Three families move into a specially constructed house for six days of observation and advice from Byron, in the hope that she will help them to set their misbehaving youngsters on the straight and narrow. The house was built by committee, we learned in last week's first episode. It looks like the committee were playing with junior Lego at the time. Their giant Big Brother-style toy-box has two-way mirrors in all the rooms and strategically placed cameras.
Sadly, no mention is made of any penalty Byron might suffer if she doesn't succeed in transforming the monster children within the time limit. This is a serious omission. The show would be much more entertaining if the expert had something at stake.
Last week's "Day One" episode was a time for Byron to observe the families in all their dysfunctional glory.

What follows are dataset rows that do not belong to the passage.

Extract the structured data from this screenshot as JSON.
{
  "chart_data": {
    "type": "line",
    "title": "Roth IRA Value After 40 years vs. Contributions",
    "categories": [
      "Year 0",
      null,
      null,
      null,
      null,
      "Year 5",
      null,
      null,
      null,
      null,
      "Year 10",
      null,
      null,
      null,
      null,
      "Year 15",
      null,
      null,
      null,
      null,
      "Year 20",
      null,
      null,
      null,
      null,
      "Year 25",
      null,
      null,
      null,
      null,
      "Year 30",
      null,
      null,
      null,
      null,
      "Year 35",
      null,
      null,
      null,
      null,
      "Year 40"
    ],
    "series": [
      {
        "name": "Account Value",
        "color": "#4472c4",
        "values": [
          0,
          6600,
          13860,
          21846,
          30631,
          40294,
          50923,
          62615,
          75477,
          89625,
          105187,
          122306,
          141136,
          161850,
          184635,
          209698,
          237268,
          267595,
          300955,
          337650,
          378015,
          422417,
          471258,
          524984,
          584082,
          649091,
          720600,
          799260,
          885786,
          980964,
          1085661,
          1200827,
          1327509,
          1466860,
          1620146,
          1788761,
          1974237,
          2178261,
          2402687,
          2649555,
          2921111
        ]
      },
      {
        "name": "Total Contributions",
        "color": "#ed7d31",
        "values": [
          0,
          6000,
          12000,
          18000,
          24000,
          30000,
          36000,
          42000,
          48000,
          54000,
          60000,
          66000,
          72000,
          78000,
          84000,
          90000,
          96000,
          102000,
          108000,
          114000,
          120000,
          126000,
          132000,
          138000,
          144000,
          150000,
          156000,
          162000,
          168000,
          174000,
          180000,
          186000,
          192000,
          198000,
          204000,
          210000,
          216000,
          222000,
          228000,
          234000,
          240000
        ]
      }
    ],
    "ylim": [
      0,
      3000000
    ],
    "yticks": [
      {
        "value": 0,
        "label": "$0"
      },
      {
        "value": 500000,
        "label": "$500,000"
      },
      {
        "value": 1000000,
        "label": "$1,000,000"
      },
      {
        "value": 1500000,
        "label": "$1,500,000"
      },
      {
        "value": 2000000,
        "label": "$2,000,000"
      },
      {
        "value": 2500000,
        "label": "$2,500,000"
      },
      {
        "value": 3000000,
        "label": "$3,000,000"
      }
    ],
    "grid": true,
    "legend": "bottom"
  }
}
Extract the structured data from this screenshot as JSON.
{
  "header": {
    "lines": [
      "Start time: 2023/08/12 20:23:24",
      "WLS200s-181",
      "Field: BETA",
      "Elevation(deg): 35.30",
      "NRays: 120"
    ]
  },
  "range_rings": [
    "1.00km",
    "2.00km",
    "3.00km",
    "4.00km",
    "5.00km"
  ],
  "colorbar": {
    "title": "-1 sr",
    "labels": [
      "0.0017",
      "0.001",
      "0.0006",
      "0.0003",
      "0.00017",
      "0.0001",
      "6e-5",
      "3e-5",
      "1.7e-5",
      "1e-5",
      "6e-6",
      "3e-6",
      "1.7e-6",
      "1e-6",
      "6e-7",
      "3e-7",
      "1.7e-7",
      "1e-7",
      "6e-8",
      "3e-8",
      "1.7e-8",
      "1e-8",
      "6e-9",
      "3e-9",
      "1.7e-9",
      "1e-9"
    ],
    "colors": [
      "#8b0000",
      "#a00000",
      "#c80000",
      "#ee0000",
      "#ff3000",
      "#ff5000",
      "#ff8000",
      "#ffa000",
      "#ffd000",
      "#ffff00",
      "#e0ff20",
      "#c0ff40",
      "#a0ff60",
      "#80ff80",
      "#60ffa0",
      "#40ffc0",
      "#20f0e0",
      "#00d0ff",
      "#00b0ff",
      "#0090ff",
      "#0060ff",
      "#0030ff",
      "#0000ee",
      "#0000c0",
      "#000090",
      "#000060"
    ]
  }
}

Some of the kids are big-time tantrum throwers, one won't eat properly, another won't sleep.
Byron and Winkelman watched them, wincing and tsk-ing gleefully. These two are the Susannah and Trinny of childcare.
Compulsory interventions were necessary. So was dishing the wayward parents a few home truths about their neuroses and negativities. There were tears before bedtime, most of them from the grown-ups.
The parents had their favourite things taken away from them: the indulgent baby talk and the wipes. "I want to see some messy, schloppy, messy, messy, mess," said Byron. She probably doesn't do the cleaning.
Other useful exercises conducted by the doctor included getting everyone drawing on a big piece of paper. The parents drew beds and dinners and one especially downtrodden soul produced a child with devil horns and a tail.
The psychologist interpreted these for us: the parents were obsessed with sleeping and eating and bad behaviour.
Her words of wisdom are not hard to grasp: "Life isn't all about clouds and bunnies and flowers. Do you see what I'm saying?" Byron's depth of the analysis and advice has you longing for the sophistications of Super Nanny Jo Frost's favourite mantra, "Unacceptable!"
The challenge for the viewer - if you can stand all that screaming and shouting in your living room without wanting to get up and give the box a good thump - is to sit through it without feeling judgmental or horribly smug. The child who refuses to eat solid food for dinner has no problems with crisps or chocolate. Mum and dad see no contradiction here or even a whiff of a infantile cunning. See? It's impossible to go for six seconds without sneering at the poor, deluded parents.